Hello and welcome to our school ELSA page!

We are pleased to be able to share information with parents about Emotional Literacy Support on the school website. On this page we aim to post ideas and helpful advice on how you can help your child; for example in areas such as empathy, self-esteem or perhaps to pick up some tips about calming techniques. Parents and carers will be able to find out about recommended books which may be useful and links to other websites for some self-help at home.

Mrs Byrne



What is ELSA?


There will always be children and young people in schools facing life challenges that detract from their ability to engage with learning. Some will require greater support to increase their emotional literacy than others. ELSA is an initiative developed and supported by educational psychologists. It recognises that children learn better and are happier in school if their emotional needs are also addressed.

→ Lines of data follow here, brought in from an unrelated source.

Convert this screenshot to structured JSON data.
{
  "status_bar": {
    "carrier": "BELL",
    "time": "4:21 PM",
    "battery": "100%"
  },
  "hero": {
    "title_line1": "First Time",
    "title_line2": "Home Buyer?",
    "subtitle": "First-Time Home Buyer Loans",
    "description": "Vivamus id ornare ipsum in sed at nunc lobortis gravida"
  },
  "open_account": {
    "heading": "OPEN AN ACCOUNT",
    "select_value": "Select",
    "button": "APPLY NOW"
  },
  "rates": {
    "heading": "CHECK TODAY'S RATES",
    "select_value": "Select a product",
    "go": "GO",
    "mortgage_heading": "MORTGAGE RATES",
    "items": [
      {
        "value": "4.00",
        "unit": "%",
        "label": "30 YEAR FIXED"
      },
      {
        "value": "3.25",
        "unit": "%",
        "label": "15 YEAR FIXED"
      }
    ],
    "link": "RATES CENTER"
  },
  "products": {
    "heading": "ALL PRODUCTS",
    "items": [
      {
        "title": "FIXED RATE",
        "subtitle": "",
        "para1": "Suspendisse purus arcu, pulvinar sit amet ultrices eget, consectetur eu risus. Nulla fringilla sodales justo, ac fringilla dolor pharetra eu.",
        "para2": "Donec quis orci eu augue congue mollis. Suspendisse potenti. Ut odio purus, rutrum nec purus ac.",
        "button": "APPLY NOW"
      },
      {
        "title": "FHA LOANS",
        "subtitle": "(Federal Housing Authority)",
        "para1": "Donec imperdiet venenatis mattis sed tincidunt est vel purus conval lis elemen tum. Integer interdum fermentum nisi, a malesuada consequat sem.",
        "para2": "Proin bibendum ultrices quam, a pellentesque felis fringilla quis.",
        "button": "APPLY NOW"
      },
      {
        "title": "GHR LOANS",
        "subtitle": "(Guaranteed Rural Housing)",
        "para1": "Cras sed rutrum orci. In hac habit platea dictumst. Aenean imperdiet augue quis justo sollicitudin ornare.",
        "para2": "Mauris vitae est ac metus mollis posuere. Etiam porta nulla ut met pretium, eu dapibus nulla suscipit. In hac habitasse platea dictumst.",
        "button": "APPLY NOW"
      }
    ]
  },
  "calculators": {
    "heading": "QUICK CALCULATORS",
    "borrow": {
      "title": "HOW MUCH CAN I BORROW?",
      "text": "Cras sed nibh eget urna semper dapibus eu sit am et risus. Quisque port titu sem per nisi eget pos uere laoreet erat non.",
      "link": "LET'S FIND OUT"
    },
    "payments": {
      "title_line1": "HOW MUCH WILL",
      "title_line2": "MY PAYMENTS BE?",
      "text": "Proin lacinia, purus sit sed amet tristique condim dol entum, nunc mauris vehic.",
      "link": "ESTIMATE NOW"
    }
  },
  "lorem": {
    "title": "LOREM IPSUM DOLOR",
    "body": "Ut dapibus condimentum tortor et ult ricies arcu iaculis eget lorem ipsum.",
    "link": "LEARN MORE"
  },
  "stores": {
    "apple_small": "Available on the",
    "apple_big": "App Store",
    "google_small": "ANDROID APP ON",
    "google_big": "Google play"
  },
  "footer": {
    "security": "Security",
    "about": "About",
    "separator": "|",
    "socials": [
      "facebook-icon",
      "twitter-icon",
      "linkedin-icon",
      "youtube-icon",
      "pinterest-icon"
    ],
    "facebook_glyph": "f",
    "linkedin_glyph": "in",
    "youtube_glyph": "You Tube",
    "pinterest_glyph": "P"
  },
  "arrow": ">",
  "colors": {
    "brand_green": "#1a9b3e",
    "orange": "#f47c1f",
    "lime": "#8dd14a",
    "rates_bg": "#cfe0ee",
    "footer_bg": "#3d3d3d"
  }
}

Here at Chandlers Ford Infants School we have an ELSA, Mrs Byrne. She has been trained by Educational Psychologists to plan and deliver programmes of support to pupils who are experiencing temporary or longer term additional emotional needs. The majority of the ELSA work will be delivered in individual sessions but sometimes group sessions might be more appropriate. Sessions are fun, using a range of activities such as: games, role-play with puppets or arts and craft. ELSA sessions take place in The Linden Room which provides a calm, safe space for the child to feel supported and nurtured.

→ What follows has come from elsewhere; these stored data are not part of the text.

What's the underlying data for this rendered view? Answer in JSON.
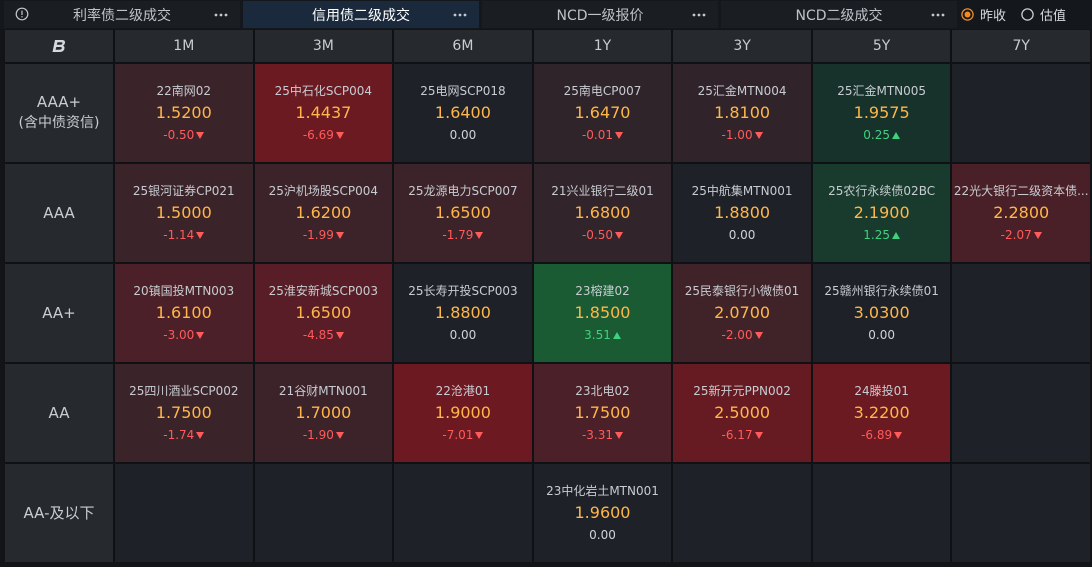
{
  "tabs": [
    {
      "label": "利率债二级成交",
      "active": false
    },
    {
      "label": "信用债二级成交",
      "active": true
    },
    {
      "label": "NCD一级报价",
      "active": false
    },
    {
      "label": "NCD二级成交",
      "active": false
    }
  ],
  "icons": {
    "info": "info-icon",
    "more": "more-icon",
    "logo": "brand-logo-icon"
  },
  "price_basis": [
    {
      "label": "昨收",
      "selected": true
    },
    {
      "label": "估值",
      "selected": false
    }
  ],
  "colors": {
    "accent": "#f08a24",
    "price": "#ffb64a",
    "down": "#ff5b5b",
    "up": "#3fd27e",
    "flat": "#d0d3d8",
    "empty_cell": "#1e2228",
    "active_tab": "#1a2a3c"
  },
  "grid": {
    "columns": [
      "1M",
      "3M",
      "6M",
      "1Y",
      "3Y",
      "5Y",
      "7Y"
    ],
    "rows": [
      {
        "rating": "AAA+",
        "note": "(含中债资信)",
        "cells": [
          {
            "name": "22南网02",
            "price": "1.5200",
            "change": "-0.50",
            "arrow_icon": "down-arrow-icon",
            "bg": "#3a2329"
          },
          {
            "name": "25中石化SCP004",
            "price": "1.4437",
            "change": "-6.69",
            "arrow_icon": "down-arrow-icon",
            "bg": "#6b1a22"
          },
          {
            "name": "25电网SCP018",
            "price": "1.6400",
            "change": "0.00",
            "bg": "#1e2228"
          },
          {
            "name": "25南电CP007",
            "price": "1.6470",
            "change": "-0.01",
            "arrow_icon": "down-arrow-icon",
            "bg": "#2e2429"
          },
          {
            "name": "25汇金MTN004",
            "price": "1.8100",
            "change": "-1.00",
            "arrow_icon": "down-arrow-icon",
            "bg": "#30242a"
          },
          {
            "name": "25汇金MTN005",
            "price": "1.9575",
            "change": "0.25",
            "arrow_icon": "up-arrow-icon",
            "bg": "#17322a"
          },
          null
        ]
      },
      {
        "rating": "AAA",
        "cells": [
          {
            "name": "25银河证券CP021",
            "price": "1.5000",
            "change": "-1.14",
            "arrow_icon": "down-arrow-icon",
            "bg": "#3a2329"
          },
          {
            "name": "25沪机场股SCP004",
            "price": "1.6200",
            "change": "-1.99",
            "arrow_icon": "down-arrow-icon",
            "bg": "#3c2329"
          },
          {
            "name": "25龙源电力SCP007",
            "price": "1.6500",
            "change": "-1.79",
            "arrow_icon": "down-arrow-icon",
            "bg": "#3b2329"
          },
          {
            "name": "21兴业银行二级01",
            "price": "1.6800",
            "change": "-0.50",
            "arrow_icon": "down-arrow-icon",
            "bg": "#31242a"
          },
          {
            "name": "25中航集MTN001",
            "price": "1.8800",
            "change": "0.00",
            "bg": "#1e2228"
          },
          {
            "name": "25农行永续债02BC",
            "price": "2.1900",
            "change": "1.25",
            "arrow_icon": "up-arrow-icon",
            "bg": "#183b2d"
          },
          {
            "name": "22光大银行二级资本债...",
            "price": "2.2800",
            "change": "-2.07",
            "arrow_icon": "down-arrow-icon",
            "bg": "#4a2028"
          }
        ]
      },
      {
        "rating": "AA+",
        "cells": [
          {
            "name": "20镇国投MTN003",
            "price": "1.6100",
            "change": "-3.00",
            "arrow_icon": "down-arrow-icon",
            "bg": "#4b2028"
          },
          {
            "name": "25淮安新城SCP003",
            "price": "1.6500",
            "change": "-4.85",
            "arrow_icon": "down-arrow-icon",
            "bg": "#581d26"
          },
          {
            "name": "25长寿开投SCP003",
            "price": "1.8800",
            "change": "0.00",
            "bg": "#1e2228"
          },
          {
            "name": "23榕建02",
            "price": "1.8500",
            "change": "3.51",
            "arrow_icon": "up-arrow-icon",
            "bg": "#1b5b34"
          },
          {
            "name": "25民泰银行小微债01",
            "price": "2.0700",
            "change": "-2.00",
            "arrow_icon": "down-arrow-icon",
            "bg": "#402329"
          },
          {
            "name": "25赣州银行永续债01",
            "price": "3.0300",
            "change": "0.00",
            "bg": "#1e2228"
          },
          null
        ]
      },
      {
        "rating": "AA",
        "cells": [
          {
            "name": "25四川酒业SCP002",
            "price": "1.7500",
            "change": "-1.74",
            "arrow_icon": "down-arrow-icon",
            "bg": "#3a2329"
          },
          {
            "name": "21谷财MTN001",
            "price": "1.7000",
            "change": "-1.90",
            "arrow_icon": "down-arrow-icon",
            "bg": "#3b2329"
          },
          {
            "name": "22沧港01",
            "price": "1.9000",
            "change": "-7.01",
            "arrow_icon": "down-arrow-icon",
            "bg": "#6d1921"
          },
          {
            "name": "23北电02",
            "price": "1.7500",
            "change": "-3.31",
            "arrow_icon": "down-arrow-icon",
            "bg": "#4b2028"
          },
          {
            "name": "25新开元PPN002",
            "price": "2.5000",
            "change": "-6.17",
            "arrow_icon": "down-arrow-icon",
            "bg": "#661b23"
          },
          {
            "name": "24滕投01",
            "price": "3.2200",
            "change": "-6.89",
            "arrow_icon": "down-arrow-icon",
            "bg": "#6b1a22"
          },
          null
        ]
      },
      {
        "rating": "AA-及以下",
        "cells": [
          null,
          null,
          null,
          {
            "name": "23中化岩土MTN001",
            "price": "1.9600",
            "change": "0.00",
            "bg": "#1e2228"
          },
          null,
          null,
          null
        ]
      }
    ]
  }
}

In ELSA we aim to provide support for a wide range of emotional needs:


Recognising emotions
Social skills
Friendship skills

Anger management
Loss and bereavement


How does ELSA work?

Children are usually referred for ELSA support by their class teacher, Senior Leaders or on occasion the SENCo. Every half term there will be a meeting with Miss Holmes to discuss the referral forms and to identify and prioritise which children require a weekly programme for the next 6-8 weeks or more if required.  With the programme aims in mind we then plan support sessions to facilitate the pupil in developing new skills and coping strategies that allow them to manage social and emotional demands more effectively.


Supporting - not fixing

Remember, ELSAs are not there to fix children's problems. What an ELSA can do is provide emotional support.

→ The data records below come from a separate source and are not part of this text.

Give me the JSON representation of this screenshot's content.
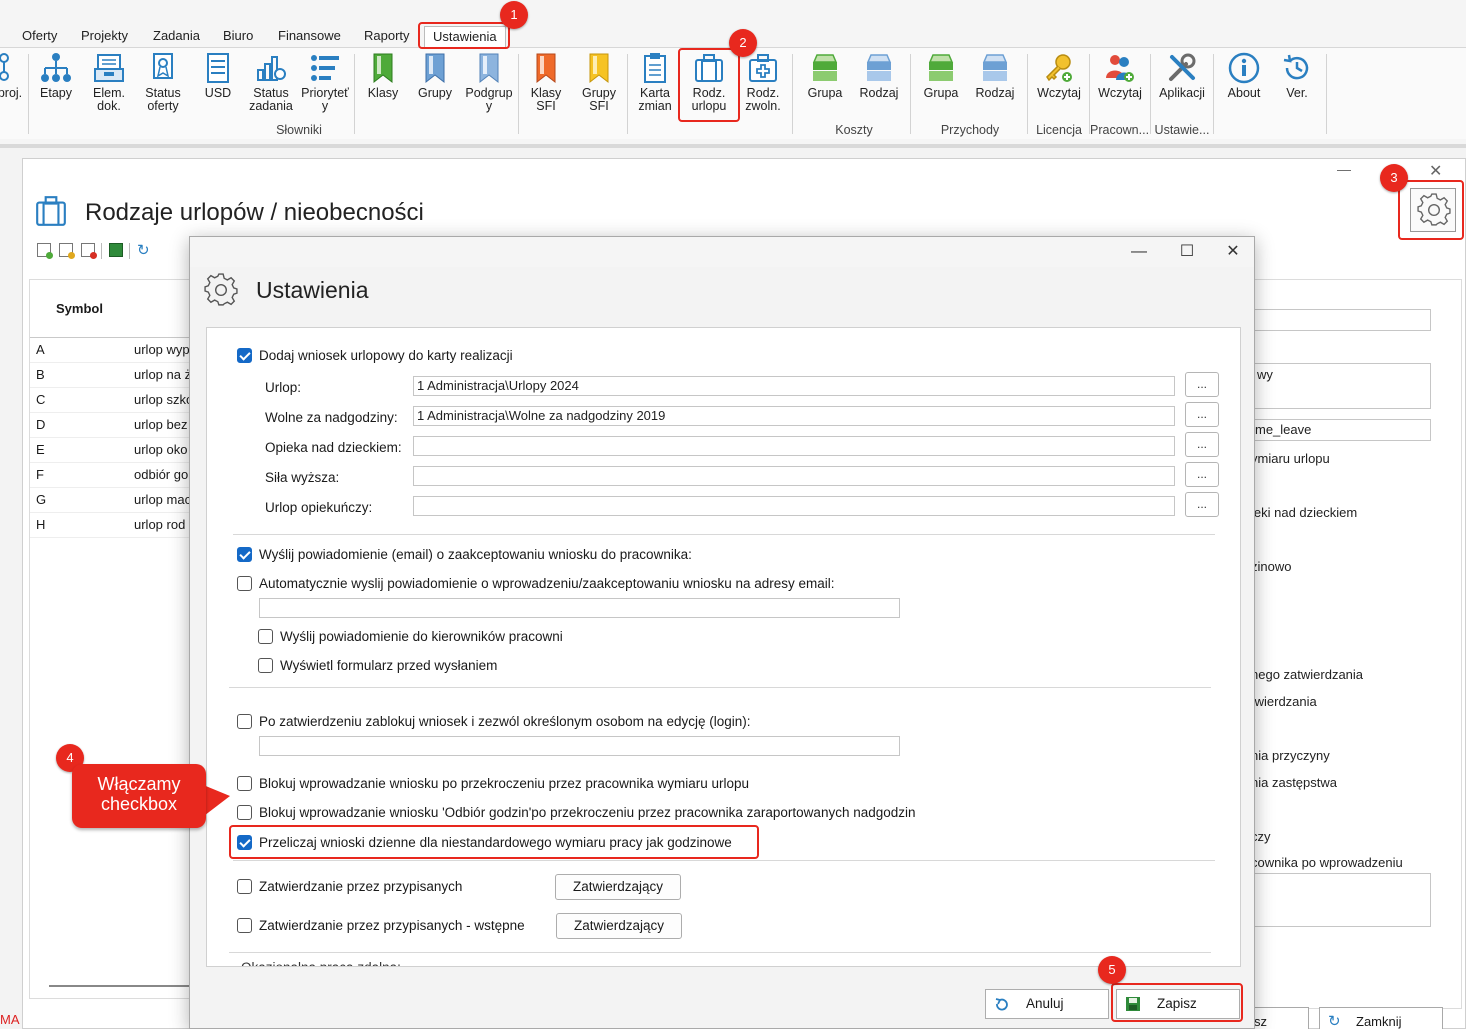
{
  "menu": {
    "tabs": [
      "Oferty",
      "Projekty",
      "Zadania",
      "Biuro",
      "Finansowe",
      "Raporty",
      "Ustawienia"
    ],
    "active": "Ustawienia"
  },
  "ribbon": {
    "buttons": {
      "proj": "proj.",
      "etapy": "Etapy",
      "elem": "Elem. dok.",
      "status_oferty": "Status oferty",
      "usd": "USD",
      "status_zadania": "Status zadania",
      "priorytet": "Prioryteť y",
      "klasy": "Klasy",
      "grupy": "Grupy",
      "podgrupy": "Podgrup y",
      "klasy_sfi": "Klasy SFI",
      "grupy_sfi": "Grupy SFI",
      "karta_zmian": "Karta zmian",
      "rodz_urlopu": "Rodz. urlopu",
      "rodz_zwoln": "Rodz. zwoln.",
      "koszty_grupa": "Grupa",
      "koszty_rodzaj": "Rodzaj",
      "przychody_grupa": "Grupa",
      "przychody_rodzaj": "Rodzaj",
      "wczytaj_licencja": "Wczytaj",
      "wczytaj_pracown": "Wczytaj",
      "aplikacji": "Aplikacji",
      "about": "About",
      "ver": "Ver."
    },
    "groups": {
      "slowniki": "Słowniki",
      "koszty": "Koszty",
      "przychody": "Przychody",
      "licencja": "Licencja",
      "pracown": "Pracown...",
      "ustawie": "Ustawie..."
    }
  },
  "markers": [
    "1",
    "2",
    "3",
    "4",
    "5"
  ],
  "background_window": {
    "title": "Rodzaje urlopów / nieobecności",
    "grid_header": "Symbol",
    "rows": [
      {
        "symbol": "A",
        "name": "urlop wyp"
      },
      {
        "symbol": "B",
        "name": "urlop na ż"
      },
      {
        "symbol": "C",
        "name": "urlop szko"
      },
      {
        "symbol": "D",
        "name": "urlop bez"
      },
      {
        "symbol": "E",
        "name": "urlop oko"
      },
      {
        "symbol": "F",
        "name": "odbiór go"
      },
      {
        "symbol": "G",
        "name": "urlop mac"
      },
      {
        "symbol": "H",
        "name": "urlop rod"
      }
    ],
    "right_texts": {
      "t1": "wy",
      "t2": "me_leave",
      "t3": "ymiaru urlopu",
      "t4": "ieki nad dzieckiem",
      "t5": "zinowo",
      "t6": "nego zatwierdzania",
      "t7": "twierdzania",
      "t8": "nia przyczyny",
      "t9": "nia zastępstwa",
      "t10": "czy",
      "t11": "cownika po wprowadzeniu"
    },
    "status_left": "MA",
    "btn_partial": "sz",
    "close_button": "Zamknij"
  },
  "dialog": {
    "title": "Ustawienia",
    "add_to_card": {
      "label": "Dodaj wniosek urlopowy do karty realizacji",
      "checked": true
    },
    "fields": [
      {
        "label": "Urlop:",
        "value": "1 Administracja\\Urlopy 2024",
        "button": "..."
      },
      {
        "label": "Wolne za nadgodziny:",
        "value": "1 Administracja\\Wolne za nadgodziny 2019",
        "button": "..."
      },
      {
        "label": "Opieka nad dzieckiem:",
        "value": "",
        "button": "..."
      },
      {
        "label": "Siła wyższa:",
        "value": "",
        "button": "..."
      },
      {
        "label": "Urlop opiekuńczy:",
        "value": "",
        "button": "..."
      }
    ],
    "send_notification": {
      "label": "Wyślij powiadomienie (email) o zaakceptowaniu wniosku do pracownika:",
      "checked": true
    },
    "auto_notification": {
      "label": "Automatycznie wyslij powiadomienie o wprowadzeniu/zaakceptowaniu wniosku na adresy email:",
      "checked": false
    },
    "notify_managers": {
      "label": "Wyślij powiadomienie do kierowników pracowni",
      "checked": false
    },
    "show_form": {
      "label": "Wyświetl formularz przed wysłaniem",
      "checked": false
    },
    "lock_after_approval": {
      "label": "Po zatwierdzeniu zablokuj wniosek i zezwól określonym osobom na edycję (login):",
      "checked": false
    },
    "block_exceed_leave": {
      "label": "Blokuj wprowadzanie wniosku po przekroczeniu przez pracownika wymiaru urlopu",
      "checked": false
    },
    "block_exceed_hours": {
      "label": "Blokuj wprowadzanie wniosku 'Odbiór godzin'po przekroczeniu przez pracownika zaraportowanych nadgodzin",
      "checked": false
    },
    "recalc_daily": {
      "label": "Przeliczaj wnioski dzienne dla niestandardowego wymiaru pracy jak godzinowe",
      "checked": true
    },
    "approve_assigned": {
      "label": "Zatwierdzanie przez przypisanych",
      "checked": false,
      "button": "Zatwierdzający"
    },
    "approve_assigned_pre": {
      "label": "Zatwierdzanie przez przypisanych - wstępne",
      "checked": false,
      "button": "Zatwierdzający"
    },
    "cut_text": "Okazjonalna praca zdalna:",
    "cancel_button": "Anuluj",
    "save_button": "Zapisz"
  },
  "callout": {
    "line1": "Włączamy",
    "line2": "checkbox"
  },
  "colors": {
    "accent_red": "#e8281e",
    "check_blue": "#1469c7"
  }
}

The aim is to establish a warm, respectful relationship with a pupil and to provide a reflective space where they

are able to share honestly their thoughts and feelings.


It needs to be appreciated that change cannot necessarily be achieved rapidly and is dependent upon the context and complexity of the presenting issues. For children with complex or long-term needs it is unrealistic to expect ELSA intervention to resolve all their difficulties, however support will be designed to target specific aspects of a child's need. Training and development of ELSAs is an ongoing process and wisdom is required to recognise when issues are beyond the level of expertise that could reasonably be expected of an ELSA. The Educational Psychologist that works with our school would be able to offer advice on suitability or nature of ELSA involvement in complex cases.

Recommended Reads:


The Invisible String


This is a lovely story about an invisible string connecting all people 

who love one can feel it in your heart and so can they.  

The message in the story is perfect for dealing with loss, moving home, friendship issues, family worries and bedtime fears.

The following is an activity you can do at home alongside the story:

Fold an A4 sheet of paper in half, on one side draw a large heart which represents the child. On the other side draw as many hearts to represent any people or pet's they are missing. Then link them together with the 'invisible string'

The Huge Bag Of Worries

 This is a story about a little girl that carries hers and others worries around with her in a big blue bag, everywhere she goes. The book encourages children to let go of their fears. This is an effective way of helping children to visualise something that is emotional and hard to describe.